For any insecticidal soaps, commercial or DIY, always observe the following precautions:
- Always test the spray on a few leaves first. Spray thoroughly, wait at least an hour, then check for signs of wilting or browned edges.
- Spray the plant well with water several hours after applying the soap mixture to remove any residue. Using a strong spray of water will also remove the dead pests.
- Spray and rinse plants early in the morning, before the sun hits them full-strength.

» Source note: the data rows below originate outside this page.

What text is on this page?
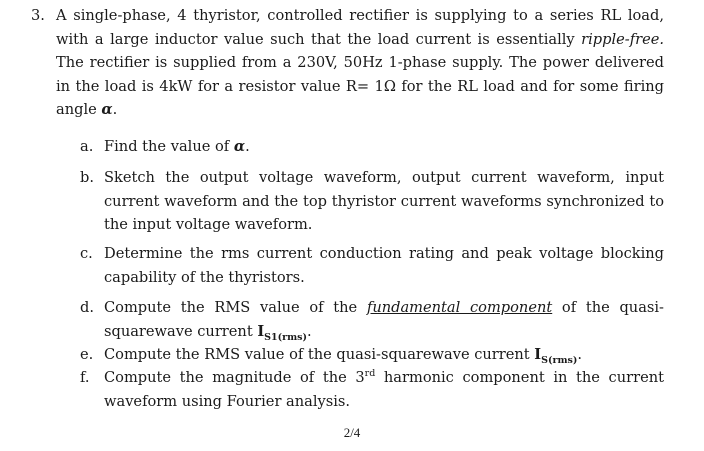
3. A single-phase, 4 thyristor, controlled rectifier is supplying to a series RL load, with a large inductor value such that the load current is essentially ripple-free. The rectifier is supplied from a 230V, 50Hz 1-phase supply. The power delivered in the load is 4kW for a resistor value R= 1Ω for the RL load and for some firing angle α.
a. Find the value of α.
b. Sketch the output voltage waveform, output current waveform, input current waveform and the top thyristor current waveforms synchronized to the input voltage waveform.
c. Determine the rms current conduction rating and peak voltage blocking capability of the thyristors.
d. Compute the RMS value of the fundamental component of the quasi-squarewave current $I_{S1(rms)}$.
e. Compute the RMS value of the quasi-squarewave current $I_{S(rms)}$.
f. Compute the magnitude of the 3rd harmonic component in the current waveform using Fourier analysis.
2/4
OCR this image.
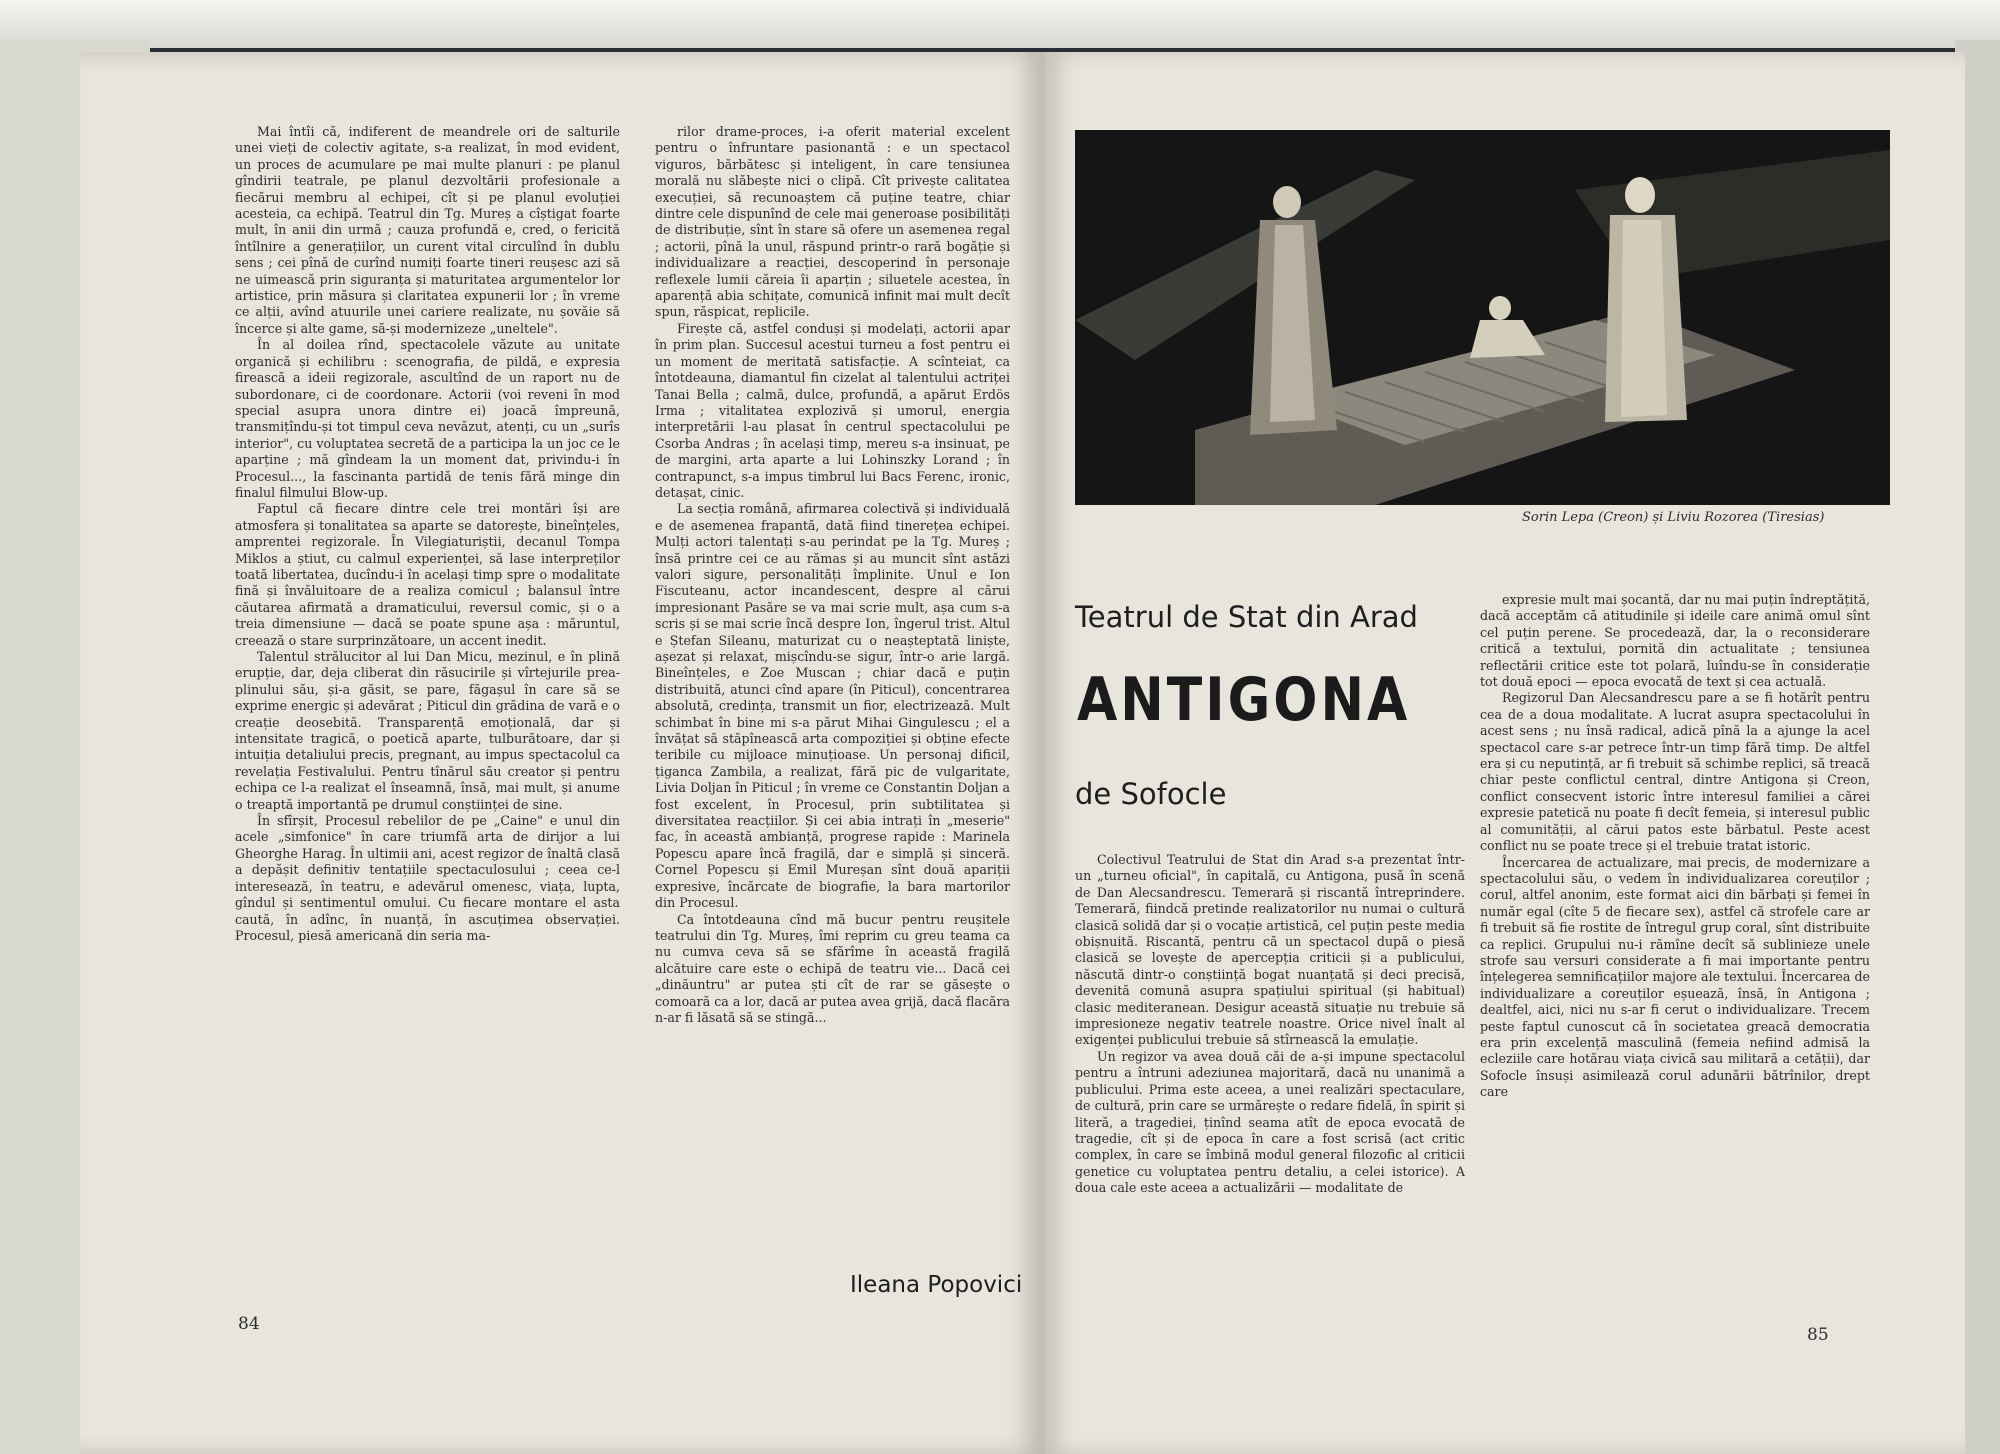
Mai întîi că, indiferent de meandrele ori de salturile unei vieți de colectiv agitate, s-a realizat, în mod evident, un proces de acumulare pe mai multe planuri : pe planul gîndirii teatrale, pe planul dezvoltării profesionale a fiecărui membru al echipei, cît și pe planul evoluției acesteia, ca echipă. Teatrul din Tg. Mureș a cîștigat foarte mult, în anii din urmă ; cauza profundă e, cred, o fericită întîlnire a generațiilor, un curent vital circulînd în dublu sens ; cei pînă de curînd numiți foarte tineri reușesc azi să ne uimească prin siguranța și maturitatea argumentelor lor artistice, prin măsura și claritatea expunerii lor ; în vreme ce alții, avînd atuurile unei cariere realizate, nu șovăie să încerce și alte game, să-și modernizeze „uneltele".

În al doilea rînd, spectacolele văzute au unitate organică și echilibru : scenografia, de pildă, e expresia firească a ideii regizorale, ascultînd de un raport nu de subordonare, ci de coordonare. Actorii (voi reveni în mod special asupra unora dintre ei) joacă împreună, transmițîndu-și tot timpul ceva nevăzut, atenți, cu un „surîs interior", cu voluptatea secretă de a participa la un joc ce le aparține ; mă gîndeam la un moment dat, privindu-i în Procesul..., la fascinanta partidă de tenis fără minge din finalul filmului Blow-up.

Faptul că fiecare dintre cele trei montări își are atmosfera și tonalitatea sa aparte se datorește, bineînțeles, amprentei regizorale. În Vilegiaturiștii, decanul Tompa Miklos a știut, cu calmul experienței, să lase interpreților toată libertatea, ducîndu-i în același timp spre o modalitate fină și învăluitoare de a realiza comicul ; balansul între căutarea afirmată a dramaticului, reversul comic, și o a treia dimensiune — dacă se poate spune așa : măruntul, creează o stare surprinzătoare, un accent inedit.

Talentul strălucitor al lui Dan Micu, mezinul, e în plină erupție, dar, deja cliberat din răsucirile și vîrtejurile prea-plinului său, și-a găsit, se pare, făgașul în care să se exprime energic și adevărat ; Piticul din grădina de vară e o creație deosebită. Transparență emoțională, dar și intensitate tragică, o poetică aparte, tulburătoare, dar și intuiția detaliului precis, pregnant, au impus spectacolul ca revelația Festivalului. Pentru tînărul său creator și pentru echipa ce l-a realizat el înseamnă, însă, mai mult, și anume o treaptă importantă pe drumul conștiinței de sine.

În sfîrșit, Procesul rebelilor de pe „Caine" e unul din acele „simfonice" în care triumfă arta de dirijor a lui Gheorghe Harag. În ultimii ani, acest regizor de înaltă clasă a depășit definitiv tentațiile spectaculosului ; ceea ce-l interesează, în teatru, e adevărul omenesc, viața, lupta, gîndul și sentimentul omului. Cu fiecare montare el asta caută, în adînc, în nuanță, în ascuțimea observației. Procesul, piesă americană din seria ma-

rilor drame-proces, i-a oferit material excelent pentru o înfruntare pasionantă : e un spectacol viguros, bărbătesc și inteligent, în care tensiunea morală nu slăbește nici o clipă. Cît privește calitatea execuției, să recunoaștem că puține teatre, chiar dintre cele dispunînd de cele mai generoase posibilități de distribuție, sînt în stare să ofere un asemenea regal ; actorii, pînă la unul, răspund printr-o rară bogăție și individualizare a reacției, descoperind în personaje reflexele lumii căreia îi aparțin ; siluetele acestea, în aparență abia schițate, comunică infinit mai mult decît spun, răspicat, replicile.

Firește că, astfel conduși și modelați, actorii apar în prim plan. Succesul acestui turneu a fost pentru ei un moment de meritată satisfacție. A scînteiat, ca întotdeauna, diamantul fin cizelat al talentului actriței Tanai Bella ; calmă, dulce, profundă, a apărut Erdös Irma ; vitalitatea explozivă și umorul, energia interpretării l-au plasat în centrul spectacolului pe Csorba Andras ; în același timp, mereu s-a insinuat, pe de margini, arta aparte a lui Lohinszky Lorand ; în contrapunct, s-a impus timbrul lui Bacs Ferenc, ironic, detașat, cinic.

La secția română, afirmarea colectivă și individuală e de asemenea frapantă, dată fiind tinerețea echipei. Mulți actori talentați s-au perindat pe la Tg. Mureș ; însă printre cei ce au rămas și au muncit sînt astăzi valori sigure, personalități împlinite. Unul e Ion Fiscuteanu, actor incandescent, despre al cărui impresionant Pasăre se va mai scrie mult, așa cum s-a scris și se mai scrie încă despre Ion, îngerul trist. Altul e Ștefan Sileanu, maturizat cu o neașteptată liniște, așezat și relaxat, mișcîndu-se sigur, într-o arie largă. Bineînțeles, e Zoe Muscan ; chiar dacă e puțin distribuită, atunci cînd apare (în Piticul), concentrarea absolută, credința, transmit un fior, electrizează. Mult schimbat în bine mi s-a părut Mihai Gingulescu ; el a învățat să stăpînească arta compoziției și obține efecte teribile cu mijloace minuțioase. Un personaj dificil, țiganca Zambila, a realizat, fără pic de vulgaritate, Livia Doljan în Piticul ; în vreme ce Constantin Doljan a fost excelent, în Procesul, prin subtilitatea și diversitatea reacțiilor. Și cei abia intrați în „meserie" fac, în această ambianță, progrese rapide : Marinela Popescu apare încă fragilă, dar e simplă și sinceră. Cornel Popescu și Emil Mureșan sînt două apariții expresive, încărcate de biografie, la bara martorilor din Procesul.

Ca întotdeauna cînd mă bucur pentru reușitele teatrului din Tg. Mureș, îmi reprim cu greu teama ca nu cumva ceva să se sfărîme în această fragilă alcătuire care este o echipă de teatru vie... Dacă cei „dinăuntru" ar putea ști cît de rar se găsește o comoară ca a lor, dacă ar putea avea grijă, dacă flacăra n-ar fi lăsată să se stingă...

Ileana Popovici
84
Sorin Lepa (Creon) și Liviu Rozorea (Tiresias)
Teatrul de Stat din Arad
ANTIGONA
de Sofocle

Colectivul Teatrului de Stat din Arad s-a prezentat într-un „turneu oficial", în capitală, cu Antigona, pusă în scenă de Dan Alecsandrescu. Temerară și riscantă întreprindere. Temerară, fiindcă pretinde realizatorilor nu numai o cultură clasică solidă dar și o vocație artistică, cel puțin peste media obișnuită. Riscantă, pentru că un spectacol după o piesă clasică se lovește de apercepția criticii și a publicului, născută dintr-o conștiință bogat nuanțată și deci precisă, devenită comună asupra spațiului spiritual (și habitual) clasic mediteranean. Desigur această situație nu trebuie să impresioneze negativ teatrele noastre. Orice nivel înalt al exigenței publicului trebuie să stîrnească la emulație.

Un regizor va avea două căi de a-și impune spectacolul pentru a întruni adeziunea majoritară, dacă nu unanimă a publicului. Prima este aceea, a unei realizări spectaculare, de cultură, prin care se urmărește o redare fidelă, în spirit și literă, a tragediei, ținînd seama atît de epoca evocată de tragedie, cît și de epoca în care a fost scrisă (act critic complex, în care se îmbină modul general filozofic al criticii genetice cu voluptatea pentru detaliu, a celei istorice). A doua cale este aceea a actualizării — modalitate de

expresie mult mai șocantă, dar nu mai puțin îndreptățită, dacă acceptăm că atitudinile și ideile care animă omul sînt cel puțin perene. Se procedează, dar, la o reconsiderare critică a textului, pornită din actualitate ; tensiunea reflectării critice este tot polară, luîndu-se în considerație tot două epoci — epoca evocată de text și cea actuală.

Regizorul Dan Alecsandrescu pare a se fi hotărît pentru cea de a doua modalitate. A lucrat asupra spectacolului în acest sens ; nu însă radical, adică pînă la a ajunge la acel spectacol care s-ar petrece într-un timp fără timp. De altfel era și cu neputință, ar fi trebuit să schimbe replici, să treacă chiar peste conflictul central, dintre Antigona și Creon, conflict consecvent istoric între interesul familiei a cărei expresie patetică nu poate fi decît femeia, și interesul public al comunității, al cărui patos este bărbatul. Peste acest conflict nu se poate trece și el trebuie tratat istoric.

Încercarea de actualizare, mai precis, de modernizare a spectacolului său, o vedem în individualizarea coreuților ; corul, altfel anonim, este format aici din bărbați și femei în număr egal (cîte 5 de fiecare sex), astfel că strofele care ar fi trebuit să fie rostite de întregul grup coral, sînt distribuite ca replici. Grupului nu-i rămîne decît să sublinieze unele strofe sau versuri considerate a fi mai importante pentru înțelegerea semnificațiilor majore ale textului. Încercarea de individualizare a coreuților eșuează, însă, în Antigona ; dealtfel, aici, nici nu s-ar fi cerut o individualizare. Trecem peste faptul cunoscut că în societatea greacă democratia era prin excelență masculină (femeia nefiind admisă la ecleziile care hotărau viața civică sau militară a cetății), dar Sofocle însuși asimilează corul adunării bătrînilor, drept care

85
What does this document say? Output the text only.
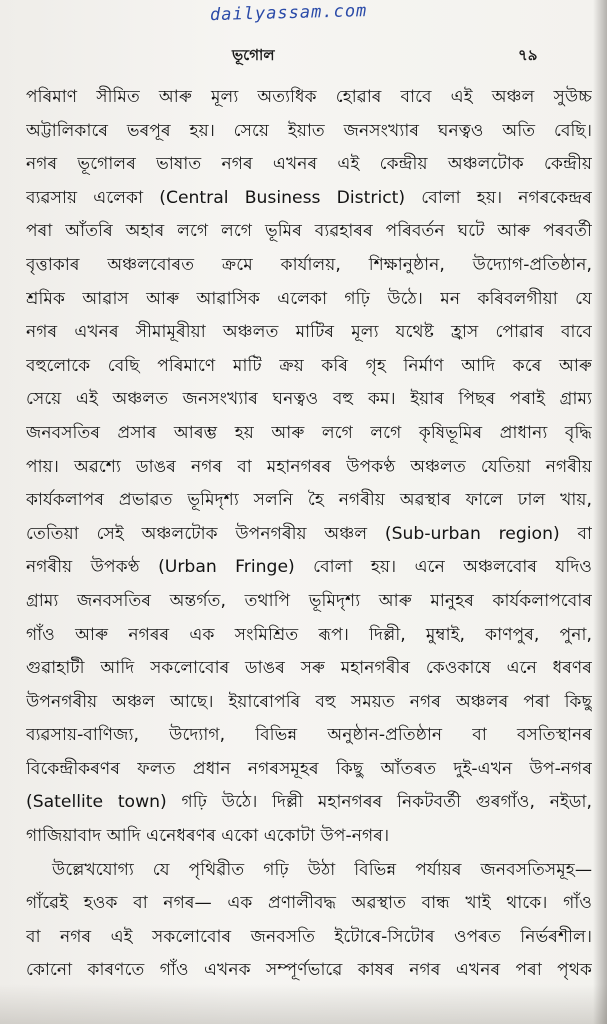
dailyassam.com
ভূগোল	৭৯
পৰিমাণ সীমিত আৰু মূল্য অত্যধিক হোৱাৰ বাবে এই অঞ্চল সুউচ্চ
অট্টালিকাৰে ভৰপূৰ হয়। সেয়ে ইয়াত জনসংখ্যাৰ ঘনত্বও অতি বেছি।
নগৰ ভূগোলৰ ভাষাত নগৰ এখনৰ এই কেন্দ্ৰীয় অঞ্চলটোক কেন্দ্ৰীয়
ব্যৱসায় এলেকা (Central Business District) বোলা হয়। নগৰকেন্দ্ৰৰ
পৰা আঁতৰি অহাৰ লগে লগে ভূমিৰ ব্যৱহাৰৰ পৰিবৰ্তন ঘটে আৰু পৰবৰ্তী
বৃত্তাকাৰ অঞ্চলবোৰত ক্ৰমে কাৰ্যালয়, শিক্ষানুষ্ঠান, উদ্যোগ-প্ৰতিষ্ঠান,
শ্ৰমিক আৱাস আৰু আৱাসিক এলেকা গঢ়ি উঠে। মন কৰিবলগীয়া যে
নগৰ এখনৰ সীমামূৰীয়া অঞ্চলত মাটিৰ মূল্য যথেষ্ট হ্ৰাস পোৱাৰ বাবে
বহুলোকে বেছি পৰিমাণে মাটি ক্ৰয় কৰি গৃহ নিৰ্মাণ আদি কৰে আৰু
সেয়ে এই অঞ্চলত জনসংখ্যাৰ ঘনত্বও বহু কম। ইয়াৰ পিছৰ পৰাই গ্ৰাম্য
জনবসতিৰ প্ৰসাৰ আৰম্ভ হয় আৰু লগে লগে কৃষিভূমিৰ প্ৰাধান্য বৃদ্ধি
পায়। অৱশ্যে ডাঙৰ নগৰ বা মহানগৰৰ উপকণ্ঠ অঞ্চলত যেতিয়া নগৰীয়
কাৰ্যকলাপৰ প্ৰভাৱত ভূমিদৃশ্য সলনি হৈ নগৰীয় অৱস্থাৰ ফালে ঢাল খায়,
তেতিয়া সেই অঞ্চলটোক উপনগৰীয় অঞ্চল (Sub-urban region) বা
নগৰীয় উপকণ্ঠ (Urban Fringe) বোলা হয়। এনে অঞ্চলবোৰ যদিও
গ্ৰাম্য জনবসতিৰ অন্তৰ্গত, তথাপি ভূমিদৃশ্য আৰু মানুহৰ কাৰ্যকলাপবোৰ
গাঁও আৰু নগৰৰ এক সংমিশ্ৰিত ৰূপ। দিল্লী, মুম্বাই, কাণপুৰ, পুনা,
গুৱাহাটী আদি সকলোবোৰ ডাঙৰ সৰু মহানগৰীৰ কেওকাষে এনে ধৰণৰ
উপনগৰীয় অঞ্চল আছে। ইয়াৰোপৰি বহু সময়ত নগৰ অঞ্চলৰ পৰা কিছু
ব্যৱসায়-বাণিজ্য, উদ্যোগ, বিভিন্ন অনুষ্ঠান-প্ৰতিষ্ঠান বা বসতিস্থানৰ
বিকেন্দ্ৰীকৰণৰ ফলত প্ৰধান নগৰসমূহৰ কিছু আঁতৰত দুই-এখন উপ-নগৰ
(Satellite town) গঢ়ি উঠে। দিল্লী মহানগৰৰ নিকটবৰ্তী গুৰগাঁও, নইডা,
গাজিয়াবাদ আদি এনেধৰণৰ একো একোটা উপ-নগৰ।
উল্লেখযোগ্য যে পৃথিৱীত গঢ়ি উঠা বিভিন্ন পৰ্যায়ৰ জনবসতিসমূহ—
গাঁৱেই হওক বা নগৰ— এক প্ৰণালীবদ্ধ অৱস্থাত বান্ধ খাই থাকে। গাঁও
বা নগৰ এই সকলোবোৰ জনবসতি ইটোৰে-সিটোৰ ওপৰত নিৰ্ভৰশীল।
কোনো কাৰণতে গাঁও এখনক সম্পূৰ্ণভাৱে কাষৰ নগৰ এখনৰ পৰা পৃথক
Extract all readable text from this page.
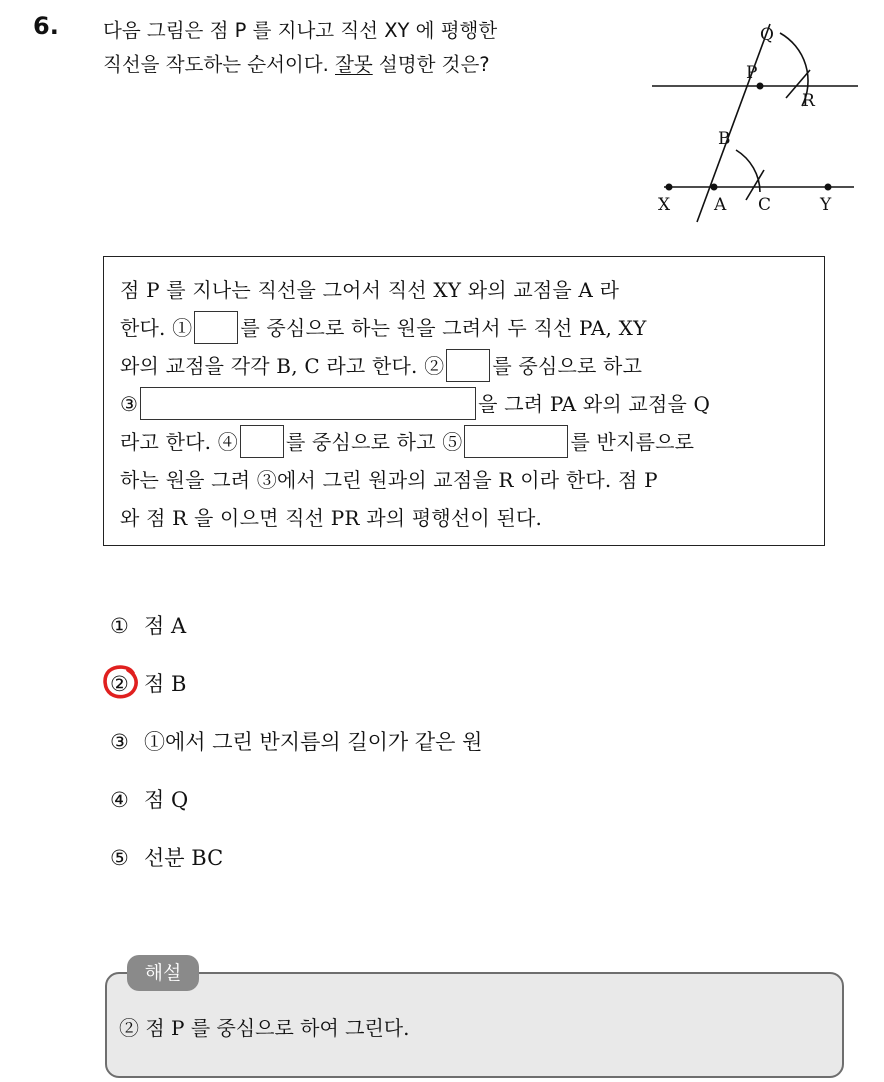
6. 다음 그림은 점 P 를 지나고 직선 XY 에 평행한
직선을 작도하는 순서이다. 잘못 설명한 것은?
Q
P
R
B
X	A C	Y
점 P 를 지나는 직선을 그어서 직선 XY 와의 교점을 A 라
한다. ① 를 중심으로 하는 원을 그려서 두 직선 PA, XY
와의 교점을 각각 B, C 라고 한다. ② 를 중심으로 하고
③	을 그려 PA 와의 교점을 Q
라고 한다. ④ 를 중심으로 하고 ⑤	를 반지름으로
하는 원을 그려 ③에서 그린 원과의 교점을 R 이라 한다. 점 P
와 점 R 을 이으면 직선 PR 과의 평행선이 된다.
① 점 A
② 점 B
③ ①에서 그린 반지름의 길이가 같은 원
④ 점 Q
⑤ 선분 BC
해설
② 점 P 를 중심으로 하여 그린다.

Strong sun hitting soap-sprayed leaves can result in burning.
- Avoid using on beans, peas, cucumbers, gardenias, ferns, succulents, ivy, tomatoes, azaleas, lantana, and waxy-leaf plants.
And one SuperCaution: if you are trying to encourage butterflies to visit your garden, please always check milkweeds (butterfly weed is a milkweed) and other plants that butterflies utilize for food and egg-laying before spraying with insecticidal soap. It will harm caterpillars and butterfly larvae!!
To make insecticidal soap spray:
- 1 quart filtered water
- 1 1/2 tablespoons pure, unscented soap
- 3-4 drops orange essential oil (optional, but adds insect repelling properties due to the phytochemical limonene which is found in citrus fruits)
Combine all ingredients in a quart jar or other large container. Pour into a spray bottle for use (store extra in a tightly-closed glass jar). Be sure to clearly mark both the sprayer and storage jar.
To use: Spray infested leaves thoroughly, being sure to wet the undersides well. Allow to sit for a couple of hours before spraying the plant well with fresh water. Repeat whenever you see pests return.